İŞSİZLİK 2 YILDA 7 PUAN ARTTI
İşsizlik rakamlarında manşet orana (yüzde 8,4) bakmak anlamını yitirdi. Geniş tanımlı işsizlik yüzde 28,1. Son iki yılda bu rakam 7 puan arttı. Düşük manşet işsizlik oranı ümitsizlerin veya doğru dürüst işi olmayanların bu “atıl” torbasına atılmasıyla elde ediliyor. O torbada 11,5 milyon kişi var. Bu, büyük bir sosyal problemdir, sosyal krizdir. Türkiye ekonomisinin büyüme ve yatırım temposu işsiz rezervlerini eritecek ivmede değil. Her yıl işgücüne katılan yüzbinlerce gence bile iş bulamıyor…
RAMAZAN SOFRASINDA ENFLASYON YÜZDE 45,75
Ramazan sofrası kurmanın maliyeti yükseldi. İstanbul Planlama Ajansı’na göre, Ramazan ayında temel mutfak harcamaları geçen yıla kıyasla yüzde 45,75 artarak 10 bin 565 TL’ye ulaştı. 2024 yılında aynı harcama 7 bin 249 TL olarak hesaplanmıştı.
Temel mutfak harcamalarında en büyük fiyat artışı kahvede görüldü.

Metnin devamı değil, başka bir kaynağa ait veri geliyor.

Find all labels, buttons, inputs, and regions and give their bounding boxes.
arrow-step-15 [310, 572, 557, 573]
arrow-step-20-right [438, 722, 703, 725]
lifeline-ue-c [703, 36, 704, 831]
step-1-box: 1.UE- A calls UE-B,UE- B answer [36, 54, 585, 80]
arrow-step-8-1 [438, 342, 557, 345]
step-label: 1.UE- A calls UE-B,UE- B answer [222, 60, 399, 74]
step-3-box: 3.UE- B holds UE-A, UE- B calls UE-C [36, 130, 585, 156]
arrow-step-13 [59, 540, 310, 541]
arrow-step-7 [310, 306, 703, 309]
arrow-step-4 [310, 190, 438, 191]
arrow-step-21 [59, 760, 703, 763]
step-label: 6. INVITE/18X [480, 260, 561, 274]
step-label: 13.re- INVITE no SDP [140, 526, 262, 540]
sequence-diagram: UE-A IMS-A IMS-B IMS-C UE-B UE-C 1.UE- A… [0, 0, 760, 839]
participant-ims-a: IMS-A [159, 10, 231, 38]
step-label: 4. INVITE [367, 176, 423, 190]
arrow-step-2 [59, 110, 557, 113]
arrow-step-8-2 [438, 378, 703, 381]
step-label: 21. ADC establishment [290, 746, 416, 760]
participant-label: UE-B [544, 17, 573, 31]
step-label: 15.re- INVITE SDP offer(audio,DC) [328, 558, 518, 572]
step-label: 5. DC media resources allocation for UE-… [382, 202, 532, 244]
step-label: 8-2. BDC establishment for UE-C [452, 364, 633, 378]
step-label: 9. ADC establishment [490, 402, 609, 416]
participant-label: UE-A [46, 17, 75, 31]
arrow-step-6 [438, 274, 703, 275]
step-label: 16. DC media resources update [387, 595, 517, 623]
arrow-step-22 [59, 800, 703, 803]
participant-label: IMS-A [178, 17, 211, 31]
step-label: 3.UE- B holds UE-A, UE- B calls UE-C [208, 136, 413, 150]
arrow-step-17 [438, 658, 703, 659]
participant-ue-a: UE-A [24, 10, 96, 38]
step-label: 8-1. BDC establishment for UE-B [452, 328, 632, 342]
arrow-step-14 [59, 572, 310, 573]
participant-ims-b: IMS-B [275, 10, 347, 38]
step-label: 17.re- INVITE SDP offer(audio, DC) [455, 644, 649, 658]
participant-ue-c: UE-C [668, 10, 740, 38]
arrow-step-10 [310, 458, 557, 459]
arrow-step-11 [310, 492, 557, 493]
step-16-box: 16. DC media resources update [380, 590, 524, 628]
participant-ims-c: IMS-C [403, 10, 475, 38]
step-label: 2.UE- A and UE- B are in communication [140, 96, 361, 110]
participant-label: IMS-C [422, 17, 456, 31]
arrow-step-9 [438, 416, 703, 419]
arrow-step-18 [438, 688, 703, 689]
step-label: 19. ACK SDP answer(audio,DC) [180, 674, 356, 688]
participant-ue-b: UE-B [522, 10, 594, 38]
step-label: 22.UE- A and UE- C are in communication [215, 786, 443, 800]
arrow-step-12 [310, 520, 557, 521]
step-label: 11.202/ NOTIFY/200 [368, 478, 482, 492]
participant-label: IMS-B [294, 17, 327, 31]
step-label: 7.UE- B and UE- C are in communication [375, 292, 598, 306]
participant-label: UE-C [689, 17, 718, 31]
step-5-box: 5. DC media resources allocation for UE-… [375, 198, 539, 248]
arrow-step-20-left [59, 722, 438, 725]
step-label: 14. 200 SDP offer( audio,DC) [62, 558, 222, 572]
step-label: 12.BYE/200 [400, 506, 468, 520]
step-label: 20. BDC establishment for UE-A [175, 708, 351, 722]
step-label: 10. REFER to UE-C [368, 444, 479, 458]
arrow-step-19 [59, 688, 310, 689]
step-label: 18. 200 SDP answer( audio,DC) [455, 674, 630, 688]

Kahve fiyatları bir yıl içinde yüzde 121,79 oranında artarak en fazla zamlanan ürün oldu. Onu yüzde 62,28 ile Ayçiçek yağı ve yüzde 55,10 ile et-kıyma ürünleri takip etti. Tavuk eti fiyatlarında ise yüzde 43,13’lük bir artış gözlemlendi.
Gıda fiyatlarındaki yükseliş tahıl ve bakliyat ürünlerinde de kendini gösterdi. Pirinç yüzde 33,36, buğday unu yüzde 40,60, bulgur yüzde 35,49, makarna yüzde 35,88 ve mercimek yüzde 51,61 oranında zamlandı. Ekmek fiyatları ise bir yılda yüzde 31,77 oranında arttı.
Süt yüzde 42,54, beyaz peynir yüzde 39,90 ve yumurta yüzde 24,90 oranında zamlandı. Ramazan sofralarının vazgeçilmez içecekleri arasında yer alan çayın fiyatı ise yüzde 54,85 oranında yükseldi.
AÇLIK SINIRI 23 BİN 323 LİRAYA ÇIKTI
Türk-İş şubat ayı açlık ve yoksulluk sınırı verilerini açıkladı. Türk-İş’in verilerine göre, Ankara’da yaşayan dört kişilik bir ailenin sağlıklı, dengeli ve yeterli beslenebilmesi için yapılması gereken aylık gıda harcaması tutarını ifade eden açlık sınırı 23 bin 323,86 TL’ye yükseldi. Zorunlu aylık harcamaların toplam tutarını ifade eden yoksulluk sınırı da 75 bin 973,49 TL’ye ulaştı. Bekar bir çalışanın ‘yaşama maliyeti’ de aylık 30 bin 206,24 TL’ye yükseldi.
Türk-İş’in mutfak enflasyonu, şubatta aylık yüzde 5,39 oranında gerçekleşti. Mutfağın yıllık enflasyonu yüzde 43,47 olurken yıllık ortalama artış ise yüzde 57,73 olarak gerçekleşti.